Following losses on Thursday, social media companies such as Snap Inc surged after reporting better-than-expected fourth-quarter user growth and outlook.

Pinterest Inc rose after its quarterly revenue beat estimates as retailers splurged on advertising during the holiday quarter, while Twitter Inc also gained. It is expected to report results on Feb. 10.

According to preliminary data, the S&P 500 gained 23.12 points, or 0.50%, to end at 4,499.81 points, while the Nasdaq Composite gained 215.22 points, or 1.56%, to 14,095.37. The Dow Jones Industrial Average fell 23.85 points, or 0.07%, to 35,087.31.

Among the major S&P 500 sectors which advanced, energy stocks hit their highest since 2018 as crude prices touched a seven-year peak.

Hess Corp was the largest gainer in the sector, jumping to its highest level since October 2014. Occidental Petroleum Corp gained, with its shares closing at levels last seen in February 2020.

Consumer discretionary was the leading sector though, bolstered by Amazon’s performance. The tech behemoth’s gains helped alleviate the drag of Ford Motor Co, which slumped after the automaker posted disappointing quarterly numbers.

Of the 278 S&P 500 companies that have reported results so far during this earnings season, 78.4% of them have beaten analysts’ earnings estimates, compared with an average of 84% over the past four quarters, according to Refinitiv data.

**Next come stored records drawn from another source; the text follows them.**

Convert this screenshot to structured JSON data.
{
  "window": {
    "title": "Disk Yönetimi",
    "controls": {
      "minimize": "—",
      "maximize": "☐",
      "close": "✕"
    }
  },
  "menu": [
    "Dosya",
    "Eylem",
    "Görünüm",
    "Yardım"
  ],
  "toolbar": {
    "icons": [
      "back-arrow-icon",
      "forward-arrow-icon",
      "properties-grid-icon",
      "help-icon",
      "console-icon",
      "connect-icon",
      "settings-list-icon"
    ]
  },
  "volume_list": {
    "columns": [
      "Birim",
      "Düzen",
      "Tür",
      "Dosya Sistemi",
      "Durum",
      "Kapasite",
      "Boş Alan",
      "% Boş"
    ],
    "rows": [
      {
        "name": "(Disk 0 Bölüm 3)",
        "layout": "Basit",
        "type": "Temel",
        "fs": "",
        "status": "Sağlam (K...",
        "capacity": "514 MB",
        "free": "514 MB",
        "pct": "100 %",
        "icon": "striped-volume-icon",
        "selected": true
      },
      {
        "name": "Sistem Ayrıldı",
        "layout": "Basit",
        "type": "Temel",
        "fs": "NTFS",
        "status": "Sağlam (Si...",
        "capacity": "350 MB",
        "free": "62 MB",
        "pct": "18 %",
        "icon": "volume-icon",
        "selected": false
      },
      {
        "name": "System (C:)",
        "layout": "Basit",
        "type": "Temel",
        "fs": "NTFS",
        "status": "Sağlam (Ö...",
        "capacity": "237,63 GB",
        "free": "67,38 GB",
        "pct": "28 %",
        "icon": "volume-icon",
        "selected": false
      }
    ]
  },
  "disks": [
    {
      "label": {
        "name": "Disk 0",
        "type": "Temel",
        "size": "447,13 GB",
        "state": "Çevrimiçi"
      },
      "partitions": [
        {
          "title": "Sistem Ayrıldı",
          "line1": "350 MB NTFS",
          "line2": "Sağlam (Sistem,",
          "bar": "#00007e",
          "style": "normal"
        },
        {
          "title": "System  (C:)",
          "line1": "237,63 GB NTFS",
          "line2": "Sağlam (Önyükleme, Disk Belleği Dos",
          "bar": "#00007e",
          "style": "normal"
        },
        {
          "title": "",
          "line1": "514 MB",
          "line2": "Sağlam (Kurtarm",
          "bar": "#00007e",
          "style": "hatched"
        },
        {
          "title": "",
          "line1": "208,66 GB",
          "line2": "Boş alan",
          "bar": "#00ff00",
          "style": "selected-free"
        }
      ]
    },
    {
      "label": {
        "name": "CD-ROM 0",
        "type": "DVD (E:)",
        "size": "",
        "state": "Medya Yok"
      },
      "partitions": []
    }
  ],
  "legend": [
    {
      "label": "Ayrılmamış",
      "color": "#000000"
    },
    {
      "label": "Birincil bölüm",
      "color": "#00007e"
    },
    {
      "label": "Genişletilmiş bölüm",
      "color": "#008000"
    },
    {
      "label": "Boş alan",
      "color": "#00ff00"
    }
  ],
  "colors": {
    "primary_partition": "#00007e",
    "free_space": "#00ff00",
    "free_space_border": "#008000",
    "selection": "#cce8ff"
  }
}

The Labor Department’s closely watched employment report showed nonfarm payrolls increased by 467,000 jobs last month, compared with the 150,000 jobs addition forecast by economists polled by Reuters.

The data for December was revised higher to show 510,000 jobs created, instead of the previously reported 199,000.

Fears of faster-than-expected rate hikes to curb a surge in inflation have haunted markets since the beginning of the year, with growth stocks such as technology feeling the brunt of that as investors pivot towards current cash flow from betting on future expectations.

“A lot of the high-valuation stuff is going to continue to have trouble and it’s already gotten smacked down a lot,” said Louis Ricci, head of trading at Emles Advisors.

“To us, this jobs report was affirmation that, yes, stocks are going to be jittery and there’s going to be a lot of volatility.”

However, the rate hike prospect has boosted US Treasuries, with yields on the 10-year benchmark hitting their highest levels since December 2019, in the wake of the payrolls data. This is regarded as positive for financials, with Bank of America Corp, Morgan Stanley and Wells Fargo & Co all gaining on Friday.